From a clinical standpoint, the digital jaw motion tracking system appears promising because it integrates mandibular motion capture, parameter calculation, and virtual articulator programming within a unified digital platform [
15,
16,
17,
18]. Such integration may improve efficiency and objectivity in prosthodontic workflows that require individualized articulator settings or detailed assessment of eccentric movement. In particular, patient-specific digital acquisition of SCI and BA may be advantageous in complex occlusal rehabilitation, full-mouth reconstruction, or treatment planning workflows that rely on virtual patient integration [
15,
16,
17,
18]. Nevertheless, the present study should not be interpreted as demonstrating universal superiority of the digital approach for all clinical situations. Rather, the results support its favorable repeatability and its feasibility as a digitally integrated method in a controlled pilot setting.
Several limitations should be acknowledged. First, this study included only one participant, which restricts generalizability and precludes population-level inference.
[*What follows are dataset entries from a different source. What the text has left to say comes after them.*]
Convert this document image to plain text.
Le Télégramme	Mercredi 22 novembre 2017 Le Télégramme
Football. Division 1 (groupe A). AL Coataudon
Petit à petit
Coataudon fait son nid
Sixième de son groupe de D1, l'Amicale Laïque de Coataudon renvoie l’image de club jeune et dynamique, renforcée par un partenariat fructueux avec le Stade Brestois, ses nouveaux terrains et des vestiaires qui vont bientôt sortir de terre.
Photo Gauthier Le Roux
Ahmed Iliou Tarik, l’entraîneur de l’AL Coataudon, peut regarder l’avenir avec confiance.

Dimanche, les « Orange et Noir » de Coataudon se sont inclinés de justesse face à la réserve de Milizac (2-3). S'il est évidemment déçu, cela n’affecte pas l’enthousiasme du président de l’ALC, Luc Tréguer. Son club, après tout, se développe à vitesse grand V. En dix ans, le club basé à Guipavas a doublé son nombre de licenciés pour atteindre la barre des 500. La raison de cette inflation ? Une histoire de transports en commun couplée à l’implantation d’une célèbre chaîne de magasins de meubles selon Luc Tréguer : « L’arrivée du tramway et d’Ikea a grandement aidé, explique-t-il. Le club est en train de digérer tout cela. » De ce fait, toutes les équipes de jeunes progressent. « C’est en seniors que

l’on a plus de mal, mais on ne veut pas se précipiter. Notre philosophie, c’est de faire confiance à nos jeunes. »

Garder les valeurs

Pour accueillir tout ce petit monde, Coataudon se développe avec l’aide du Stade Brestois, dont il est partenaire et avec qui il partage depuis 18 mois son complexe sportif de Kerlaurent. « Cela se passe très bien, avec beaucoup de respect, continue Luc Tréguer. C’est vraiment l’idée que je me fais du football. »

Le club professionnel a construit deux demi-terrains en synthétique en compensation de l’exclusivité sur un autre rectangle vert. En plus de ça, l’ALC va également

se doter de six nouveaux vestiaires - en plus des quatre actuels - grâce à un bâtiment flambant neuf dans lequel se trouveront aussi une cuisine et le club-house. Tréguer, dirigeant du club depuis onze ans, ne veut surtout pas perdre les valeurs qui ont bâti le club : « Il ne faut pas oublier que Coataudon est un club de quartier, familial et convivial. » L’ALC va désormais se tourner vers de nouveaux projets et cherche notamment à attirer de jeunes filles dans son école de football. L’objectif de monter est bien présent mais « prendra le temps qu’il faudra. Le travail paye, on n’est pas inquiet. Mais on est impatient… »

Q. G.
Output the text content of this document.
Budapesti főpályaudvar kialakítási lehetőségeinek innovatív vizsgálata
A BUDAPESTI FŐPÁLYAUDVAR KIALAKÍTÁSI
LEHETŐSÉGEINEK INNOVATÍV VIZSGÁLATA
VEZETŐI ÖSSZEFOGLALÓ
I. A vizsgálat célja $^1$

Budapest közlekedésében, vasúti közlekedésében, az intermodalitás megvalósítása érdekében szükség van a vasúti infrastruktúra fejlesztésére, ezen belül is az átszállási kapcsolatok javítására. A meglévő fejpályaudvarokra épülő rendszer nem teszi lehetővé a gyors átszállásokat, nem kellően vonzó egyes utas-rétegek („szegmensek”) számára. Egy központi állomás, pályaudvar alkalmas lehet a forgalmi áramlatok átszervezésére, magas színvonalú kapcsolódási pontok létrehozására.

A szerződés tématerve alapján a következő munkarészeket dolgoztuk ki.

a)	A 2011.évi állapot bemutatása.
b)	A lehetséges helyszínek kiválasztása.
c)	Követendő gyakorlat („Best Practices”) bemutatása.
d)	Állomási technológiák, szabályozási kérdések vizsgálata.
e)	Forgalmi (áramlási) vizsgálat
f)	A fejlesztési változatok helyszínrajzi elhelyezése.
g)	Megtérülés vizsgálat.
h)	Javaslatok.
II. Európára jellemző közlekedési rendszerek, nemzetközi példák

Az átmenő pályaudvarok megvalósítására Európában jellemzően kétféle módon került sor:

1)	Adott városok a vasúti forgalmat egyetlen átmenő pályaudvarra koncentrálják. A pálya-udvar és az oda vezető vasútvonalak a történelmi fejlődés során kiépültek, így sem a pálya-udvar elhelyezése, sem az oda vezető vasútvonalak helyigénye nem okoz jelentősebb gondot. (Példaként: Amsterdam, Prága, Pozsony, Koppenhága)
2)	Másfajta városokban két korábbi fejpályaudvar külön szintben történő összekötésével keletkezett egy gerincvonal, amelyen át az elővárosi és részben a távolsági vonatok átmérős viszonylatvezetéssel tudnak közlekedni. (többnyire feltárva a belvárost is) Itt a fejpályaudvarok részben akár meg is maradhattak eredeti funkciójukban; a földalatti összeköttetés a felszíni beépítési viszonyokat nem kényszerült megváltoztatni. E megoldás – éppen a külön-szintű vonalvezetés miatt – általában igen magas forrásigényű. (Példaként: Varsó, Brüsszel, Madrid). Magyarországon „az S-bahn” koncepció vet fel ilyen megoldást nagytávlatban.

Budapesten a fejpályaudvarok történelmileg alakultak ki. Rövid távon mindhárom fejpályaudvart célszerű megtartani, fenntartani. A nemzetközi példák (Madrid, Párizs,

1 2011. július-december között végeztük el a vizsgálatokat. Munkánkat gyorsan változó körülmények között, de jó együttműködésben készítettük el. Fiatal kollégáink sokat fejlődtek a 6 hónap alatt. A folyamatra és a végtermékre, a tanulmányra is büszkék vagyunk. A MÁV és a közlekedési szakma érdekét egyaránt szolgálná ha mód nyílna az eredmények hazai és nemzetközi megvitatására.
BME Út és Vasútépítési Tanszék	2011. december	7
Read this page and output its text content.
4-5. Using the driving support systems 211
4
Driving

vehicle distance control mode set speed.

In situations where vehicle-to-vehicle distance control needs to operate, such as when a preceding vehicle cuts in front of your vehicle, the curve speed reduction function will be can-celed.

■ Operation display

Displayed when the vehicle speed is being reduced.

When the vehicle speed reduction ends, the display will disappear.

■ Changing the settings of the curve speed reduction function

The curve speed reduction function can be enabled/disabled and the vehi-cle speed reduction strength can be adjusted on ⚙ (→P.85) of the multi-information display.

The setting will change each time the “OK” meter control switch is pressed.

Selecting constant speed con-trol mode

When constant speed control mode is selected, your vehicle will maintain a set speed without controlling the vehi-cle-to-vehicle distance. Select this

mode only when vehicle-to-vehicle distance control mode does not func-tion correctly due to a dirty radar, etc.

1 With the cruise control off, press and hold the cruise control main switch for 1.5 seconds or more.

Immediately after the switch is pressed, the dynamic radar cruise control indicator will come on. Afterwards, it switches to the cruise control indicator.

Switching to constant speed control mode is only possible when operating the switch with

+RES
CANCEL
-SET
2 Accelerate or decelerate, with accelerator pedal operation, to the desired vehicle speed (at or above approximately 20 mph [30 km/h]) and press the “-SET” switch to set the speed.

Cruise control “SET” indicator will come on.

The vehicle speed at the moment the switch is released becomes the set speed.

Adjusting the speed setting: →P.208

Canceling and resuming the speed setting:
The present findings should therefore be interpreted as preliminary, within-participant feasibility data rather than definitive comparative evidence. Second, the CBCT-based protocol required a field of view that included the condyles and cranial reference structures, which limits its routine clinical applicability because of radiation exposure considerations [
24]. Third, the CBCT-based workflow depended on digital segmentation and alignment steps using commercially available software. Although such software may be suitable for clinical use, the reproducibility of these operations in an academic measurement context still warrants further validation. Fourth, the performance of digital jaw tracking systems may vary according to device architecture, tracking principle, and software algorithm, and the present results should not be generalized indiscriminately to all digital facebow systems.
Future studies should therefore adopt larger and more diverse samples, include multiple digital systems, and examine repeated measurements across different occlusal conditions and anatomical patterns. In addition, multicenter studies incorporating direct digital interocclusal records and fully integrated virtual patient workflows may further clarify the role of digital jaw motion tracking in prosthodontic treatment planning. Despite its limitations, the present pilot study provides clinically relevant preliminary evidence that digital jaw motion tracking can yield stable repeated measurements and may serve as a practical tool for digitally integrated articulator programming.